After switching to DynamoDB I noticed a couple interesting things. When working with hosted solutions, I pay for the server resources: RAM, CPU, disk space, sometimes network. But when I work with DynamoDB I pay for WCUs and RCUs. Write capacity units and read capacity units. And network if you are going out of AWS. You can use EC2 instances inside AWS VPC and by using local connection get away from network payments.

It makes me think differently about query optimization. Plus DynamoDB is promoting usage of overloaded indexes and has interesting pattern how to index the data.

AWS DynamoDB recommends to use a single table for everything and use different table only when you need different data access pattern not just to store a different kind of data.

The price

Each query, depending on what it does, consume some WCU and RCU. I also have to pay for disk space but it’s just a small fraction of the price and also while at Trafikito I use global tables — for the network between regions to keep regions in sync.

While I use DynamoDB from local EC2 instances — the network doesn’t cost from EC2 to DB but if you use RESTfull API from some 3rd party VPS — you have to pay for the network going out of AWS cloud. The outgoing network is an expensive thing but I use local EC2 instances, so not an issue for my case.


I must have a primary index on one field of the table. Then I can define sort key for the primary index.

I can add several global secondary indexes (GSI) with the same pair: primary index key + optional sort key. You may also have a local secondary index but I don’t use it because of technical limitations of such index.

Read more at docs:

Different feel while designing the data

When I work with DynamoDB I like to always have in mind that I pay for the query to the database, not for resources in general.

It’s harder to say how much RAM, CPU, SSD query will take, for how long it will use it etc.etc.

So basically you don’t know how much you pay for the query, how much you pay if you decide to add extra optional fields that you may use in the future.

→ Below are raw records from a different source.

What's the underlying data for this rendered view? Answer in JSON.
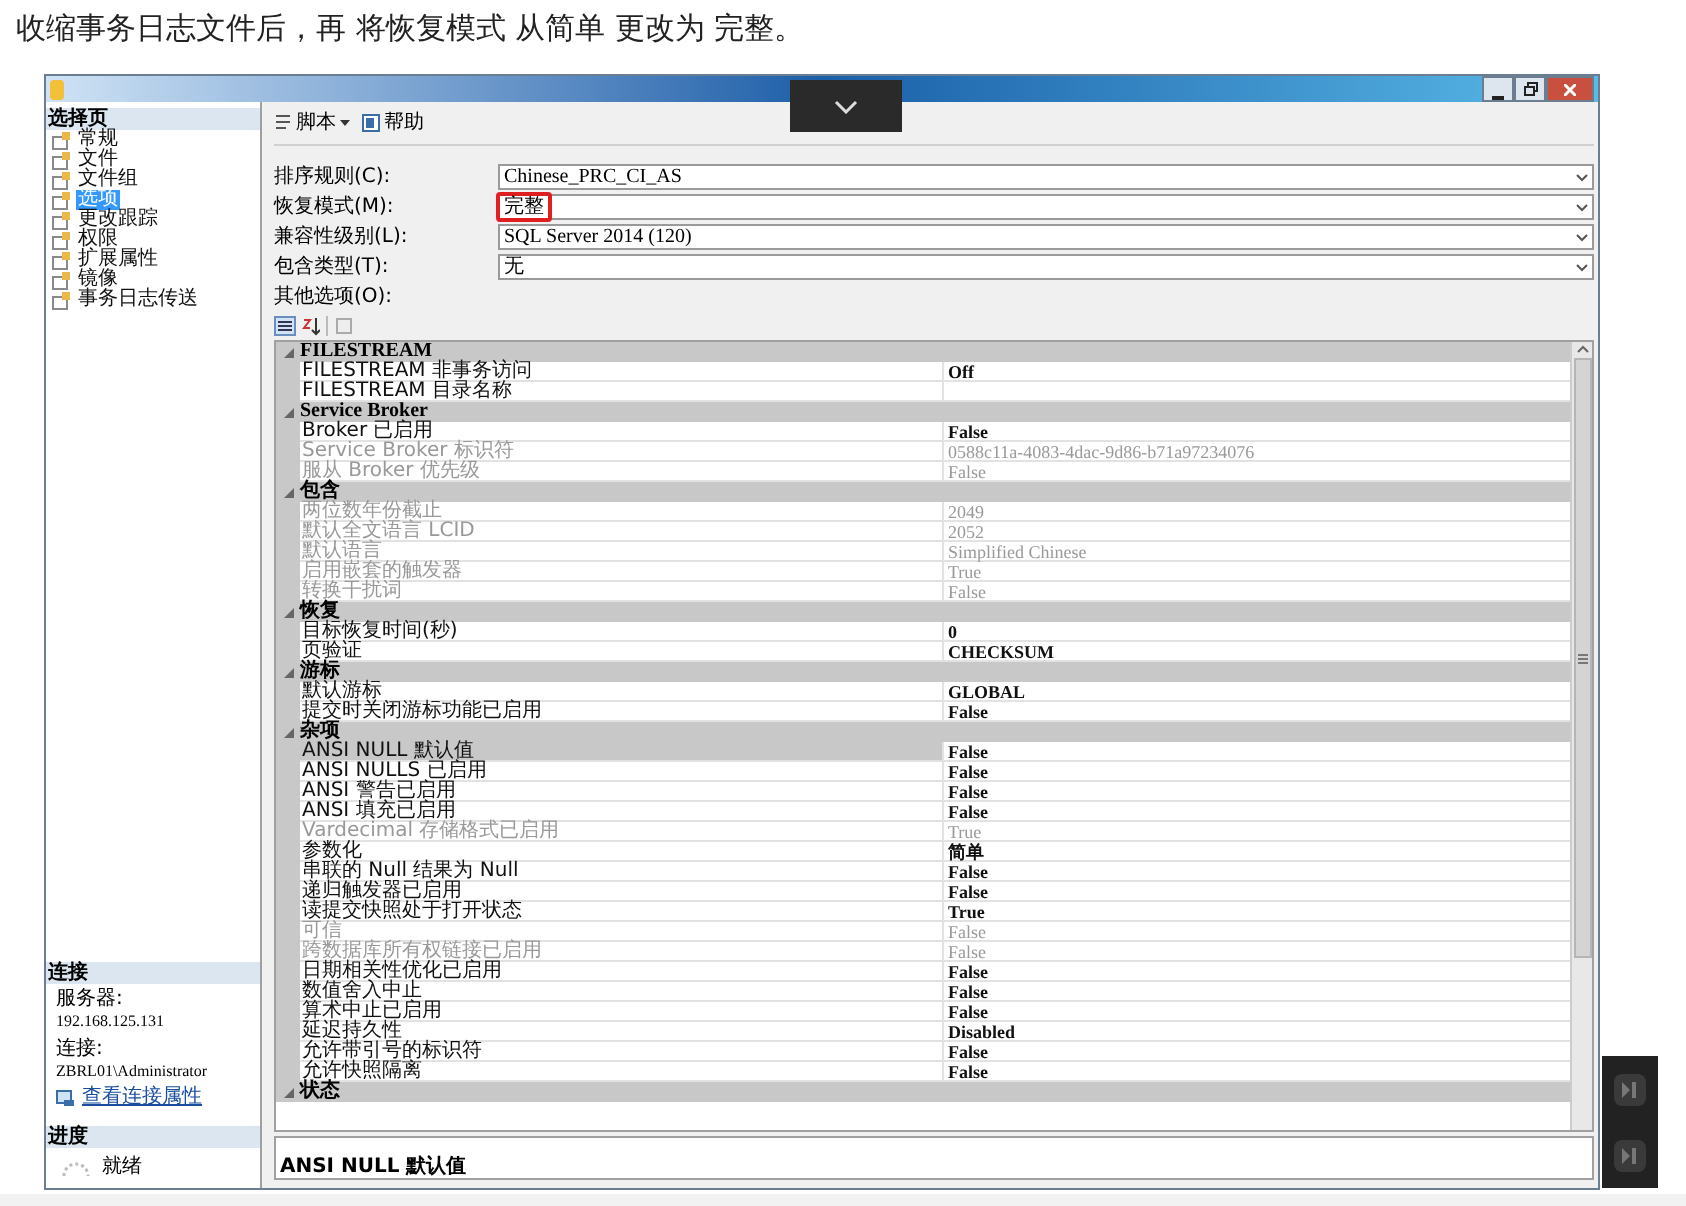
{
  "caption": "收缩事务日志文件后，再 将恢复模式 从简单 更改为 完整。",
  "sidebar": {
    "title": "选择页",
    "items": [
      {
        "label": "常规",
        "selected": false
      },
      {
        "label": "文件",
        "selected": false
      },
      {
        "label": "文件组",
        "selected": false
      },
      {
        "label": "选项",
        "selected": true
      },
      {
        "label": "更改跟踪",
        "selected": false
      },
      {
        "label": "权限",
        "selected": false
      },
      {
        "label": "扩展属性",
        "selected": false
      },
      {
        "label": "镜像",
        "selected": false
      },
      {
        "label": "事务日志传送",
        "selected": false
      }
    ],
    "connection": {
      "title": "连接",
      "server_label": "服务器:",
      "server": "192.168.125.131",
      "conn_label": "连接:",
      "conn": "ZBRL01\\Administrator",
      "link": "查看连接属性"
    },
    "progress": {
      "title": "进度",
      "status": "就绪"
    }
  },
  "toolbar": {
    "script": "脚本",
    "help": "帮助"
  },
  "fields": [
    {
      "label": "排序规则(C):",
      "value": "Chinese_PRC_CI_AS",
      "highlighted": false
    },
    {
      "label": "恢复模式(M):",
      "value": "完整",
      "highlighted": true
    },
    {
      "label": "兼容性级别(L):",
      "value": "SQL Server 2014 (120)",
      "highlighted": false
    },
    {
      "label": "包含类型(T):",
      "value": "无",
      "highlighted": false
    }
  ],
  "other_options_label": "其他选项(O):",
  "sections": [
    {
      "title": "FILESTREAM",
      "expanded": true,
      "rows": [
        {
          "name": "FILESTREAM 非事务访问",
          "value": "Off",
          "disabled": false,
          "selected": false
        },
        {
          "name": "FILESTREAM 目录名称",
          "value": "",
          "disabled": false,
          "selected": false
        }
      ]
    },
    {
      "title": "Service Broker",
      "expanded": true,
      "rows": [
        {
          "name": "Broker 已启用",
          "value": "False",
          "disabled": false,
          "selected": false
        },
        {
          "name": "Service Broker 标识符",
          "value": "0588c11a-4083-4dac-9d86-b71a97234076",
          "disabled": true,
          "selected": false
        },
        {
          "name": "服从 Broker 优先级",
          "value": "False",
          "disabled": true,
          "selected": false
        }
      ]
    },
    {
      "title": "包含",
      "expanded": true,
      "rows": [
        {
          "name": "两位数年份截止",
          "value": "2049",
          "disabled": true,
          "selected": false
        },
        {
          "name": "默认全文语言 LCID",
          "value": "2052",
          "disabled": true,
          "selected": false
        },
        {
          "name": "默认语言",
          "value": "Simplified Chinese",
          "disabled": true,
          "selected": false
        },
        {
          "name": "启用嵌套的触发器",
          "value": "True",
          "disabled": true,
          "selected": false
        },
        {
          "name": "转换干扰词",
          "value": "False",
          "disabled": true,
          "selected": false
        }
      ]
    },
    {
      "title": "恢复",
      "expanded": true,
      "rows": [
        {
          "name": "目标恢复时间(秒)",
          "value": "0",
          "disabled": false,
          "selected": false
        },
        {
          "name": "页验证",
          "value": "CHECKSUM",
          "disabled": false,
          "selected": false
        }
      ]
    },
    {
      "title": "游标",
      "expanded": true,
      "rows": [
        {
          "name": "默认游标",
          "value": "GLOBAL",
          "disabled": false,
          "selected": false
        },
        {
          "name": "提交时关闭游标功能已启用",
          "value": "False",
          "disabled": false,
          "selected": false
        }
      ]
    },
    {
      "title": "杂项",
      "expanded": true,
      "rows": [
        {
          "name": "ANSI NULL 默认值",
          "value": "False",
          "disabled": false,
          "selected": true
        },
        {
          "name": "ANSI NULLS 已启用",
          "value": "False",
          "disabled": false,
          "selected": false
        },
        {
          "name": "ANSI 警告已启用",
          "value": "False",
          "disabled": false,
          "selected": false
        },
        {
          "name": "ANSI 填充已启用",
          "value": "False",
          "disabled": false,
          "selected": false
        },
        {
          "name": "Vardecimal 存储格式已启用",
          "value": "True",
          "disabled": true,
          "selected": false
        },
        {
          "name": "参数化",
          "value": "简单",
          "disabled": false,
          "selected": false
        },
        {
          "name": "串联的 Null 结果为 Null",
          "value": "False",
          "disabled": false,
          "selected": false
        },
        {
          "name": "递归触发器已启用",
          "value": "False",
          "disabled": false,
          "selected": false
        },
        {
          "name": "读提交快照处于打开状态",
          "value": "True",
          "disabled": false,
          "selected": false
        },
        {
          "name": "可信",
          "value": "False",
          "disabled": true,
          "selected": false
        },
        {
          "name": "跨数据库所有权链接已启用",
          "value": "False",
          "disabled": true,
          "selected": false
        },
        {
          "name": "日期相关性优化已启用",
          "value": "False",
          "disabled": false,
          "selected": false
        },
        {
          "name": "数值舍入中止",
          "value": "False",
          "disabled": false,
          "selected": false
        },
        {
          "name": "算术中止已启用",
          "value": "False",
          "disabled": false,
          "selected": false
        },
        {
          "name": "延迟持久性",
          "value": "Disabled",
          "disabled": false,
          "selected": false
        },
        {
          "name": "允许带引号的标识符",
          "value": "False",
          "disabled": false,
          "selected": false
        },
        {
          "name": "允许快照隔离",
          "value": "False",
          "disabled": false,
          "selected": false
        }
      ]
    },
    {
      "title": "状态",
      "expanded": true
    }
  ],
  "description": "ANSI NULL 默认值"
}
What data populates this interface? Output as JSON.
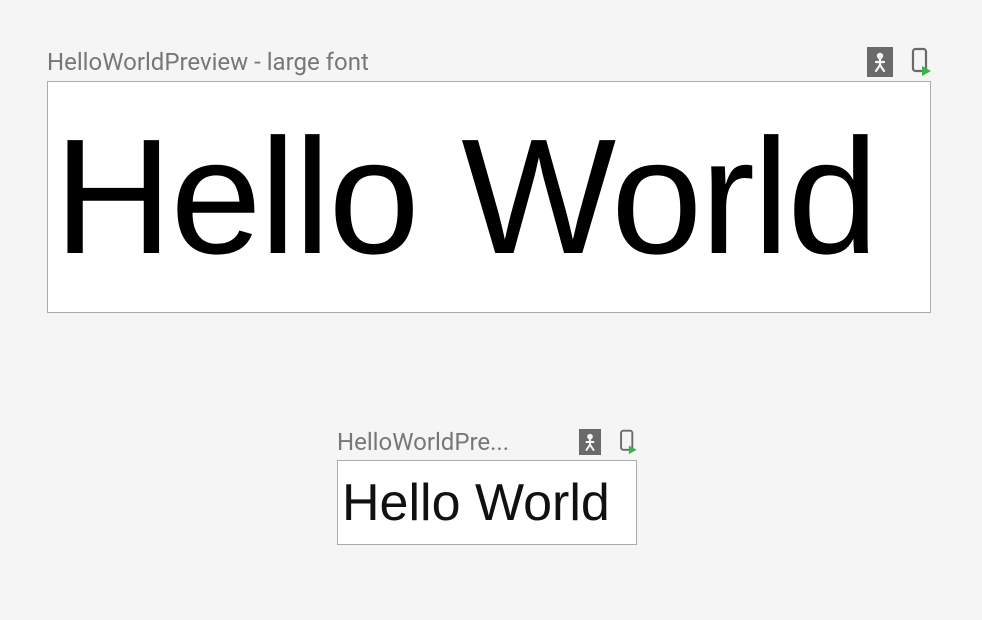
{
  "previews": [
    {
      "title": "HelloWorldPreview - large font",
      "content": "Hello World"
    },
    {
      "title": "HelloWorldPre...",
      "content": "Hello World"
    }
  ]
}
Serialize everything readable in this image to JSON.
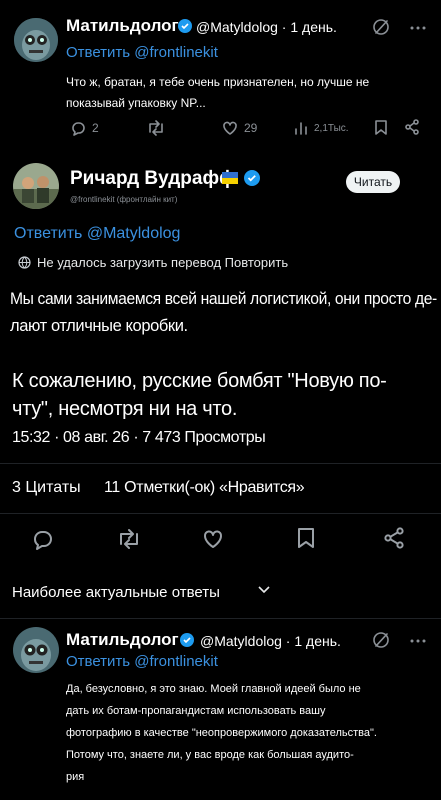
{
  "reply_top": {
    "author": "Матильдолог",
    "handle_time": "@Matyldolog · 1 день.",
    "replying_to": "Ответить @frontlinekit",
    "text_line1": "Что ж, братан, я тебе очень признателен, но лучше не",
    "text_line2": "показывай упаковку NP...",
    "replies": "2",
    "likes": "29",
    "views": "2,1Тыс."
  },
  "main_tweet": {
    "author": "Ричард Вудрафф",
    "handle": "@frontlinekit (фронтлайн кит)",
    "read_button": "Читать",
    "replying_to": "Ответить @Matyldolog",
    "translate_error": "Не удалось загрузить перевод Повторить",
    "para1_line1": "Мы сами занимаемся всей нашей логистикой, они просто де-",
    "para1_line2": "лают отличные коробки.",
    "para2_line1": "К сожалению, русские бомбят \"Новую по-",
    "para2_line2": "чту\", несмотря ни на что.",
    "meta": "15:32 · 08 авг. 26 · 7 473 Просмотры",
    "quotes": "3 Цитаты",
    "likes_label": "11 Отметки(-ок) «Нравится»"
  },
  "replies_header": "Наиболее актуальные ответы",
  "reply_bottom": {
    "author": "Матильдолог",
    "handle_time": "@Matyldolog · 1 день.",
    "replying_to": "Ответить @frontlinekit",
    "line1": "Да, безусловно, я это знаю. Моей главной идеей было не",
    "line2": "дать их ботам-пропагандистам использовать вашу",
    "line3": "фотографию в качестве \"неопровержимого доказательства\".",
    "line4": "Потому что, знаете ли, у вас вроде как большая аудито-",
    "line5": "рия"
  },
  "colors": {
    "link": "#3b91e0",
    "verified": "#1d9bf0",
    "background": "#000000"
  }
}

With DynamoDB I know exactly. If I want to write 1KB of data per second — it will cost 1WCU. If I want to read 4KB of data — it will cost 1 RCU. If I write 0.7KB of data it will still cost 1WCU and if I write 1.001KB of data — it will cost twice — 2WCUs.

It’s good to know what is the cost of each thing. Easier to optimize.

I know my data better

With all barriers, my data structure is better. I have constantly think about optimization, data access patterns. What Trafikito really needs to deliver the best performance for the price tag.

I know access pattern of each bit saved to the database. There are no dead data which just stays without any real need.


Trafikito must deliver value for low cost or no cost at all to many many people around the globe. I want it to be available for everyone and stay quick and reliably from any location.

To make it happen, you need global infrastructure, which is hard to build and maintain.
Global Trafikito infrastructure based on AWS services

The bigger your database is, the harder is to modify it. When building software you always have to think about database layer.

With DynamoDB I have to think about it from the perspective of business logic — how to optimize data access patterns, not how to maintain the best possible configuration of the database software and operating system.

I don’t have to think which OS to choose, which hardware to use, which configuration. I don’t have to monitor all these things. I can just think about business logic and spend time on data access patterns, data storage optimization, and similar things.

DynamoDB limits make Trafikito better

When I started using DynamoDB it was frustrating.

Indexing and data access patterns are very different in comparison to SQL, MongoDB, and Redis but I’m super thankful for AWS teams to deliver such service.

It’s just great. It makes me a better developer, it makes Trafikito a better service.